Monitoring replication slave
Note: this recipe is working with ArangoDB 2.5, you need a collectd curl_json plugin with correct boolean type mapping.
Problem
How to monitor the slave status using the collectd curl_JSON
plugin.
Solution
Since arangodb reports the replication status in JSON, integrating it with the collectd curl_JSON plugin should be an easy exercise. However, only very recent versions of collectd will handle boolean flags correctly.

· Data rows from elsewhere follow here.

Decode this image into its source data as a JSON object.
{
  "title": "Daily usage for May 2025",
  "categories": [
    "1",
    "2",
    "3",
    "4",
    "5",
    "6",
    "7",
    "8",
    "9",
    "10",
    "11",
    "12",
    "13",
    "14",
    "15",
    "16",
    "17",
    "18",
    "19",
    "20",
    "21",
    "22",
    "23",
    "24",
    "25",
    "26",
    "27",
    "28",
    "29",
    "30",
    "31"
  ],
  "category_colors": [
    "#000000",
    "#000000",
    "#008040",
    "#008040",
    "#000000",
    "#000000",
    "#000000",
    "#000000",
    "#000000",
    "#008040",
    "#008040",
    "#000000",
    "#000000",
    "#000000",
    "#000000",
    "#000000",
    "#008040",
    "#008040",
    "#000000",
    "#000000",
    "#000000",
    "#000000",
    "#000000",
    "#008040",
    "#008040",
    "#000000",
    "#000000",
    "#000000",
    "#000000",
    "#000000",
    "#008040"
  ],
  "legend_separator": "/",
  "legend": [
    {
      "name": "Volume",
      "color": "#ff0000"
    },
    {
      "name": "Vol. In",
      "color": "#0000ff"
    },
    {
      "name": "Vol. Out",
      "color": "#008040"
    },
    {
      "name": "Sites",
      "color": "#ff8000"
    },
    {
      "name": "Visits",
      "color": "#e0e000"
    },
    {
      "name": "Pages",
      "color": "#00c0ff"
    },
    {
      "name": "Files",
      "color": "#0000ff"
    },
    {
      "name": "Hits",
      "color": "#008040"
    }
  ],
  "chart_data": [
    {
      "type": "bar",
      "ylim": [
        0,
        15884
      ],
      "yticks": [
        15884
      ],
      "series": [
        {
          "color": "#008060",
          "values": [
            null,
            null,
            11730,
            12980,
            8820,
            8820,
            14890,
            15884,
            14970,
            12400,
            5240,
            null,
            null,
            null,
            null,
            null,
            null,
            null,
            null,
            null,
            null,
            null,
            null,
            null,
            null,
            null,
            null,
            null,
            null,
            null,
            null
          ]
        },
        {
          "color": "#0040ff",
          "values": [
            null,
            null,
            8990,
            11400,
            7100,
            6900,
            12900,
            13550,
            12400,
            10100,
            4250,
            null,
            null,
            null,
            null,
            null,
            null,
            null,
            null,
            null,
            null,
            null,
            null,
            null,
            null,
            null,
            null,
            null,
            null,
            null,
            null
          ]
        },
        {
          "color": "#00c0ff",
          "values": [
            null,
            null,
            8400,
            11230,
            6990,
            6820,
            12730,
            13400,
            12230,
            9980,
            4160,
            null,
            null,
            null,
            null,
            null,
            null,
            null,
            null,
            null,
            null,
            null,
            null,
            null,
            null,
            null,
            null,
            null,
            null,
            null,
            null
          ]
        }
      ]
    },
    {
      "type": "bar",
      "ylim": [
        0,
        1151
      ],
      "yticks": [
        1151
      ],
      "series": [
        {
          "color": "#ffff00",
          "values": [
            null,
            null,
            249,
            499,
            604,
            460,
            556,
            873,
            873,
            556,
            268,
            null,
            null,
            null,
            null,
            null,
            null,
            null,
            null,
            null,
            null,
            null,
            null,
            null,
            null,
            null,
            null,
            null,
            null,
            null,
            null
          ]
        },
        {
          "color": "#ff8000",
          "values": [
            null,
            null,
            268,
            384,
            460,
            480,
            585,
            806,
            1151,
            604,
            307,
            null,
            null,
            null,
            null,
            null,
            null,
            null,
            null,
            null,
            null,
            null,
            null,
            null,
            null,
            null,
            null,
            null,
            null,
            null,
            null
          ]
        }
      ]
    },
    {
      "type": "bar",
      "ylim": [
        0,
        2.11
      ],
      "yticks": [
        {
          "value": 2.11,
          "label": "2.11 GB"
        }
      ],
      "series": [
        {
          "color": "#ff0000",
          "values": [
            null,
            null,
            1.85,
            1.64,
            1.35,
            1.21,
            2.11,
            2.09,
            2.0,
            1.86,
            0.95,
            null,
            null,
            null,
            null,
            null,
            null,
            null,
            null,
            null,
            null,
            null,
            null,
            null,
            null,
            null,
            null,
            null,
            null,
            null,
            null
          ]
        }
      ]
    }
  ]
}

Our test master/slave setup runs with the master listening on tcp://127.0.0.1:8529
and the slave (which we query) listening on tcp://127.0.0.1:8530
. They replicate a database by the name testDatabase
.
Since replication appliers are active per database and our example doesn’t use the default _system
, we need to specify its name in the URL like this: _db/testDatabase
.
We need to parse a document from a request like this:
curl --dump - http://localhost:8530/_db/testDatabase/_api/replication/applier-state
If the replication is not running the document will look like that:
{
"state": {
"running": false,
"lastAppliedContinuousTick": null,
"lastProcessedContinuousTick": null,
"lastAvailableContinuousTick": null,
"safeResumeTick": null,
"progress": {
"time": "2015-11-02T13:24:07Z",
"message": "applier shut down",
"failedConnects": 0
},
"totalRequests": 1,
"totalFailedConnects": 0,
"totalEvents": 0,
"totalOperationsExcluded": 0,
"lastError": {
"time": "2015-11-02T13:24:07Z",
"errorMessage": "no start tick",
"errorNum": 1413
},
"time": "2015-11-02T13:31:53Z"
},
"server": {
"version": "2.7.0",
"serverId": "175584498800385"
},
"endpoint": "tcp://127.0.0.1:8529",
"database": "testDatabase"
}
A running replication will return something like this:
{
"state": {
"running": true,
"lastAppliedContinuousTick": "1150610894145",
"lastProcessedContinuousTick": "1150610894145",
"lastAvailableContinuousTick": "1151639153985",
"safeResumeTick": "1150610894145",
"progress": {
"time": "2015-11-02T13:49:56Z",
"message": "fetching master log from tick 1150610894145",
"failedConnects": 0
},
"totalRequests": 12,
"totalFailedConnects": 0,
"totalEvents": 2,
"totalOperationsExcluded": 0,
"lastError": {
"errorNum": 0
},
"time": "2015-11-02T13:49:57Z"
},
"server": {
"version": "2.7.0",
"serverId": "175584498800385"
},
"endpoint": "tcp://127.0.0.1:8529",
"database": "testDatabase"
}
We create a simple collectd configuration in /etc/collectd/collectd.conf.d/slave_testDatabase.conf
that matches our API:
TypesDB "/etc/collectd/collectd.conf.d/slavestate_types.db"
<Plugin curl_json>
# Adjust the URL so collectd can reach your arangod slave instance:
<URL "http://localhost:8530/_db/testDatabase/_api/replication/applier-state">
# Set your authentication to that database here:
# User "foo"
# Password "bar"
<Key "state/running">
Type "boolean"
</Key>
<Key "state/totalOperationsExcluded">
Type "counter"
</Key>
<Key "state/totalRequests">
Type "counter"
</Key>
<Key "state/totalFailedConnects">
Type "counter"
</Key>
</URL>
</Plugin>
To get nice metric names, we specify our own types.db
file in /etc/collectd/collectd.conf.d/slavestate_types.db
:
boolean value:ABSOLUTE:0:1
So, basically state/running
will give you 0
/1
if its (not / ) running through the collectd monitor.